English reality television personality (born 1994)

Olivia Bowen (née Buckland; born 3 January 1994) is an English reality television personality.

Bowen was runner-up on the second series of Love Island in 2016, with Alex Bowen. In 2017, they became engaged and she featured on an episode of Say Yes to the Dress.

In 2017, she launched her own clothing range with MissPap. From July 2017, Buckland started maternity cover for Ferne McCann on This Morning, presenting different features throughout the summer as well as being the resident Love Island reporter alongside Chloe Crowhurst. Bowen also covered for Rylan Clark-Neal on Fridays throughout the summer for the showbiz section of the show whilst he presented the main show.

In 2018, they filmed the TLC programmes, Olivia and Alex Said Yes.

==Personal life==
Bowen married Alex Bowen on 15 September 2018 in Essex. In June 2022, she gave birth to their son. In August 2025, she gave birth to their second child, a daughter.

Bowen has discussed her postpartum fitness journey after giving birth to her son in June 2022.

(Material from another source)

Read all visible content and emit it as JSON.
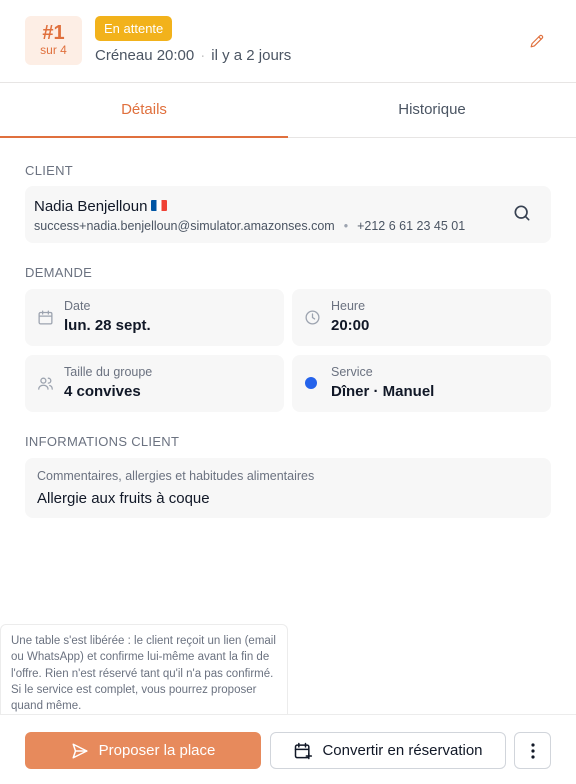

In February 2025, People Magazine reported about the Bowens' traumatic loss due to vanishing twin syndrome (VTS). The condition "occurs when a twin or multiple disappears in the uterus during pregnancy as a result of a miscarriage of one twin or multiple. The fetal tissue is absorbed by the other twin, multiple, placenta, or the mother. This gives the appearance of a “vanishing twin.”"

==Interior Design==
Bowen developed an interest in interior design during the COVID-19 lockdown, when she completed an interior design course. She has said her interest grew partly from followers asking for advice after seeing work she had done on her own home. In 2026, she launched an interior design application called Interior Design Clinic, in which users describe a desired room, receive a generated design, and can shop for the items featured.